As a consequence of the attenuated but persistent use of armor by soldiers during the past two centuries and of the demand of the aristocratic for helmets and armor as ornaments, the armorer's trade had been kept alive from the days of Gustavus Adolphus to the present. The war efforts of the United States in 1917 and 1918 demanded a wide range of human talents and special callings; but surely the strange and unusual seemed to be reached when in the early days of our undertaking the Engineering Division of the Ordnance Department sought the services of expert armorers.

Through the advice of the National Research Council, which had established a committee of armor experts, the Ordnance Department commissioned in its service Maj. Bashford Dean, a life-long specialist in armor, curator in the Metropolitan Museum of Art, an institution which, learning of the Government's need, at once placed at its disposal its wonderful specimens of authentic armor, its armor repair shop where models could at once be made, and the services of Maj. Dean's assistant there whom he had brought from France, Daniel Tachaux, one of the few surviving armorers, who had inherited lineally the technical side of the ancient craft.

It may be said that there were but two nations in the great war which went to the Middle Ages for ideas as to protective armor—ourselves and Germany. The Germans, who applied science to almost every phase of warfare, did not neglect it here. Germany at the start consulted her experts on ancient armor and worked along lines which they suggested. The German helmet used in the trenches was undoubtedly superior to any other helmet given a practical use.

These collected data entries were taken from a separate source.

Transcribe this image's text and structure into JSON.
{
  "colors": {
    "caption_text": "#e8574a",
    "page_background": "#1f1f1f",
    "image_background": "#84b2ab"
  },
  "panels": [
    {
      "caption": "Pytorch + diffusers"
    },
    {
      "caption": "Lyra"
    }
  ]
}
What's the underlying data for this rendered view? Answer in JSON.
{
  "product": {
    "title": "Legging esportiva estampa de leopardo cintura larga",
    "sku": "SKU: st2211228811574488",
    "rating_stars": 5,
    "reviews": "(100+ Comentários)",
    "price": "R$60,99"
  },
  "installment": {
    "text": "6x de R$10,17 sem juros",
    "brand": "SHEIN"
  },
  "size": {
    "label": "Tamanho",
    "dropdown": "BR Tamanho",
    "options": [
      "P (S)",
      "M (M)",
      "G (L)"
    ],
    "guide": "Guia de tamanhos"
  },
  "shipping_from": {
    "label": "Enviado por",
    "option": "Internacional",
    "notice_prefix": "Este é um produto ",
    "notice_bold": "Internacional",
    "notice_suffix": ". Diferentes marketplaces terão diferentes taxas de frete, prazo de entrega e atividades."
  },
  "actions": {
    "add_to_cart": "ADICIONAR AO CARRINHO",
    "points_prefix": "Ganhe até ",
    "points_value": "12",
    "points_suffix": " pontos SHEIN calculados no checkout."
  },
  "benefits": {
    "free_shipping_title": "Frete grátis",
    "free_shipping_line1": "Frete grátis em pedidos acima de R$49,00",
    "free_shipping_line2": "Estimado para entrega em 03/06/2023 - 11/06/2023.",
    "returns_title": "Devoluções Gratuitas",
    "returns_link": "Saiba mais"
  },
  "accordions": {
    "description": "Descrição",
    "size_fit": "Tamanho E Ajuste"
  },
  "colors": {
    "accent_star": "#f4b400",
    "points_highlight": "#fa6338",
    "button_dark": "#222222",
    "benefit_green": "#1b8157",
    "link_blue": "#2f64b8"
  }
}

The first helmets to be used in the great war were of French manufacture. They were designed by Gen. Adrien, and 2,000,000 of them were manufactured and issued to the French Army. These helmets were the product of hasty pioneer work, but the fact that they saved from 2 to 5 per cent of the normal casualties of such a war as was being fought at once impelled the other belligerents to adopt the idea. Great Britain, spurred by the necessity of producing quickly a helmet in quantity, designed the most simple helmet to manufacture, which could be pressed out of cold metal.